Ankara (Turchia), 17 gen. (LaPresse/AP) – Si conclude con una nuova condanna e 18 assoluzioni il processo per l’omicidio del giornalista di origini armene Hrant Dink, che lascia l’amaro in bocca ai familiari e ai sostenitori del reporter. Inviso agli ultranazionalisti turchi perché parlava apertamente di genocidio armeno descrivendo le uccisioni di massa degli armeni da parte dei turchi sotto l’Impero Ottomano, Dink fu assassinato nel 2007 a Istanbul fuori dalla sede del giornale Agos, che dirigeva.
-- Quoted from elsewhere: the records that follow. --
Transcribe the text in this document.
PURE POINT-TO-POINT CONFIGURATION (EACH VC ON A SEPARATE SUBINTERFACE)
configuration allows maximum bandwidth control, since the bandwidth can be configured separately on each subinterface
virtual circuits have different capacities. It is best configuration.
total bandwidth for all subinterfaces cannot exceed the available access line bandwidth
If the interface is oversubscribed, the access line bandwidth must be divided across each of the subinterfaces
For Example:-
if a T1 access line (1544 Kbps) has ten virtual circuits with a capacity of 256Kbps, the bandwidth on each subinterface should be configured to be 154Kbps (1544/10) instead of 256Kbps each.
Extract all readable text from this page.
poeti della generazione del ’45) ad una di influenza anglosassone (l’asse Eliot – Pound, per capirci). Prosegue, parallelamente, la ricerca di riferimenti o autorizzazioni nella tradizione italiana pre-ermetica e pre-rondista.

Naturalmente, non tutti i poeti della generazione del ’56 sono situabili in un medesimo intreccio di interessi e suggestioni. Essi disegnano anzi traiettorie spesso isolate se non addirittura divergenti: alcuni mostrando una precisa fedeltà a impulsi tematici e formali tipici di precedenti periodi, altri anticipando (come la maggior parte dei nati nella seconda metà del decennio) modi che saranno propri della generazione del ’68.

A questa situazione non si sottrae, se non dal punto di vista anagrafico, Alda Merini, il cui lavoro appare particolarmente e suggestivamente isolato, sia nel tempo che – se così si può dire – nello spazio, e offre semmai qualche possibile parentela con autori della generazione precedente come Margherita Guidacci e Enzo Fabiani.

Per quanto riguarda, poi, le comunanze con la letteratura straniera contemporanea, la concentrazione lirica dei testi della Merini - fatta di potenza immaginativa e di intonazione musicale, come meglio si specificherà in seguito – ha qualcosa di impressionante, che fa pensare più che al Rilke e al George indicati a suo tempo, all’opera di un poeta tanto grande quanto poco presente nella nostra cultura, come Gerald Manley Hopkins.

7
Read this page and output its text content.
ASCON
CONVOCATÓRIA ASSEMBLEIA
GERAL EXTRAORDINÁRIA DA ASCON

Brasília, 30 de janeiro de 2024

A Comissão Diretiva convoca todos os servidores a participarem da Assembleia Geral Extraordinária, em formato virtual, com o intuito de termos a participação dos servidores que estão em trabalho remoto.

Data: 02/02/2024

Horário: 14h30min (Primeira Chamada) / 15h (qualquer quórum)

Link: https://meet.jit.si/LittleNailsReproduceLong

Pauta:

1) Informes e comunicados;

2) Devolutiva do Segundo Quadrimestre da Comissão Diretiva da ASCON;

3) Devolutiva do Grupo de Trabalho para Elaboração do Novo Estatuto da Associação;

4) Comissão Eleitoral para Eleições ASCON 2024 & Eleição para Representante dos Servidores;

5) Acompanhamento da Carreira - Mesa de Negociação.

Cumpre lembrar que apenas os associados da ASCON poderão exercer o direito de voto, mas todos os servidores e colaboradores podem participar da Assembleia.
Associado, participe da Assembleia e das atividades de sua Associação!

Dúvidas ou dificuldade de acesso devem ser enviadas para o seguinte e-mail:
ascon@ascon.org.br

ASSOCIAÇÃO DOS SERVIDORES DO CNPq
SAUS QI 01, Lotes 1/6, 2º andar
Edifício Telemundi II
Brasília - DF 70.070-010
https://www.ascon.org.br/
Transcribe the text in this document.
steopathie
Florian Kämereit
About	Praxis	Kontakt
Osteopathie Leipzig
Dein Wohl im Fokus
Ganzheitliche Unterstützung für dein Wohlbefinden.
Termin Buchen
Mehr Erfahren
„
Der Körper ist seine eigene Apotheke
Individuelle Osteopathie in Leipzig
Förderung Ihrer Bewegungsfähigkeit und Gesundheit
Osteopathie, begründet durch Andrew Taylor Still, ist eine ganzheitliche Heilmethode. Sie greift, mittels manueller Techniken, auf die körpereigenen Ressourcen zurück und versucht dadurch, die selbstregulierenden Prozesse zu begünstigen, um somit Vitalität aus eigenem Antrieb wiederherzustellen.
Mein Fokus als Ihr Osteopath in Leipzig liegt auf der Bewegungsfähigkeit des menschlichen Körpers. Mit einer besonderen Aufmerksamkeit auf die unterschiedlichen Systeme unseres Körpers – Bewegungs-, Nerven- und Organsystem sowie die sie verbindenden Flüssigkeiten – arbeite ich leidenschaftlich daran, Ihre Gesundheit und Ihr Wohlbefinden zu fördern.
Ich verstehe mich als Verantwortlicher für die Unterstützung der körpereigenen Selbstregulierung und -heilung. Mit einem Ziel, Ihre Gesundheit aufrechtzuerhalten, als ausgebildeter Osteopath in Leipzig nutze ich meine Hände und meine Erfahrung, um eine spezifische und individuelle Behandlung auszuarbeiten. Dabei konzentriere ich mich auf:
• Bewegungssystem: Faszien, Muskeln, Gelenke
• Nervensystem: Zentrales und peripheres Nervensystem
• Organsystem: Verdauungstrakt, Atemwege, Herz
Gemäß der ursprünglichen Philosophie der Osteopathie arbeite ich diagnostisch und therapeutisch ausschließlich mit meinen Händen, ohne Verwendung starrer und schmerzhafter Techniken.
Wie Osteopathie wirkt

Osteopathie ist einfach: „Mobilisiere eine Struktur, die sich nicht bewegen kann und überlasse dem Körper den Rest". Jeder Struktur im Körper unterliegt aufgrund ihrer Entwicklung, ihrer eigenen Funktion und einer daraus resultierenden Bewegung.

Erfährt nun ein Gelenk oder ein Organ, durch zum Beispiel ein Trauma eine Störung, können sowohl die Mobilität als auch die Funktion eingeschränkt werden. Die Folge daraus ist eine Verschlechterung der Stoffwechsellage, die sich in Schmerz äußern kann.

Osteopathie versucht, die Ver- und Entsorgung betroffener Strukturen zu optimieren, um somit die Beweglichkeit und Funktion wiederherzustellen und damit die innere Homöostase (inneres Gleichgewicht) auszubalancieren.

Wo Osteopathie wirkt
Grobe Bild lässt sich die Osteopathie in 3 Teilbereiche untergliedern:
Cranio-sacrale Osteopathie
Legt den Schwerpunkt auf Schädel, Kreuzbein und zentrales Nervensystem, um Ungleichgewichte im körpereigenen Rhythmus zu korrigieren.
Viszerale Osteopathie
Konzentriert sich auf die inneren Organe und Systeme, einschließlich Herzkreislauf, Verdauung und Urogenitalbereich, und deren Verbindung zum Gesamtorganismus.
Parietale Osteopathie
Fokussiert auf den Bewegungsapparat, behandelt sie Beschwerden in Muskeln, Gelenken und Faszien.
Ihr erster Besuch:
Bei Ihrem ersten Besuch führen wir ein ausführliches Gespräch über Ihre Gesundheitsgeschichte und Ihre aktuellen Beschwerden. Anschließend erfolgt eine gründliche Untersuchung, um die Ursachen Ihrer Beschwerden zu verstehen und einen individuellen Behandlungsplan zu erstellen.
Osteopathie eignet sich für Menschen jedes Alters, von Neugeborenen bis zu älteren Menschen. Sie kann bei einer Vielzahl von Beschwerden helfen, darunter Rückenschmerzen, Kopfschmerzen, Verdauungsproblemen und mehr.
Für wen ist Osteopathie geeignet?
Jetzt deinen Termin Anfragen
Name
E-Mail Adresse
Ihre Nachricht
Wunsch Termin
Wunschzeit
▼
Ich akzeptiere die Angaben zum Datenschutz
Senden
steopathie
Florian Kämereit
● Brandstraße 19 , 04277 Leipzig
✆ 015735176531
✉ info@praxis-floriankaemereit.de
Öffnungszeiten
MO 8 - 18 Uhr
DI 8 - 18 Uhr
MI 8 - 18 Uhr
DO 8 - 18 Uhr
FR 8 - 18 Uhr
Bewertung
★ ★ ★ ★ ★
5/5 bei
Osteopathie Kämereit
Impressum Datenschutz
Indignazione da parte dei legali della famiglia e degli attivisti per i diritti umani, che dopo la pronuncia della sentenza hanno marciato a centinaia fino alla sede del settimanale, promettendo di radunarsi di nuovo giovedì 19 gennaio in occasione del quinto anniversario dell’omicidio.
L’esecutore materiale, il giovane Ogun Samast, era stato condannato a 23 anni di prigione per omicidio premeditato lo scorso luglio. La sentenza di oggi riguarda invece Yasin Hayal, ultranazionalista turco condannato all’ergastolo perché ritenuto colpevole di aver incitato a compiere l’omicidio, insomma in quanto mandante. La Corte ha invece deciso di assolvere gli altri 18 imputati e lo stesso Hayal dalle accuse di aver agito su ordine di un’organizzazione terroristica.
La pronuncia di oggi era molto attesa perché il caso è stato seguito come un test per verificare se la magistratura possa indagare in modo completo sulla possibile negligenza da parte delle autorità. Mesi fa, infatti, era emerso che le autorità sapevano del piano dell’omicidio, ma non erano intervenute per impedirlo. Il processo non è riuscito a portare luce nel buio delle presunte connessioni fra i sospettati e alcuni funzionari statali, ha commentato un avvocato della famiglia Dink, Fethiye Cetin. “Il caso non è concluso, per noi ha solo l’inizio”, ha continuato il legale promettendo che presenterà ricorso in appello.
Il caso dell’omicidio di Hrant Dink è un’ulteriore tessera da inserire nel mosaico dei complessi rapporti che la Turchia ha con la nutrita comunità armena cristiana, che conta quasi 60mila persone in un Paese di oltre 70 milioni di abitanti a prevalenza musulmana. I rapporti fra Ankara e Yerevan sono tesi principalmente perché la Turchia si rifiuta di riconoscere come genocidio le uccisioni di massa di armeni risalenti ai primi del ‘900, in cui furono uccise almeno un milione e mezzo di persone. Il mese scorso proprio il genocidio armeno fu alla causa delle tensioni diplomatiche con Parigi, quando l’Assemblea nazionale francese votò a favore del disegno di legge che rende reato la negazione del genocidio armeno, equiparandola alla negazione dell’Olocausto.
L’accusa aveva chiesto l’ergastolo per altri sette sospettati. Fra loro anche Erhan Tuncel, che finora si era profilato come un altro mandante chiave. La Corte, tuttavia, aveva condannato Tuncel a 10 anni e mezzo di prigione per un altro reato, cioè per la sua responsabilità nell’attacco bomba del 2004 a un McDonald’s di Trebisonda, sul mar Nero, e dopo che ha finito di scontare la pena ne aveva ordinato il rilascio in attesa della sentenza.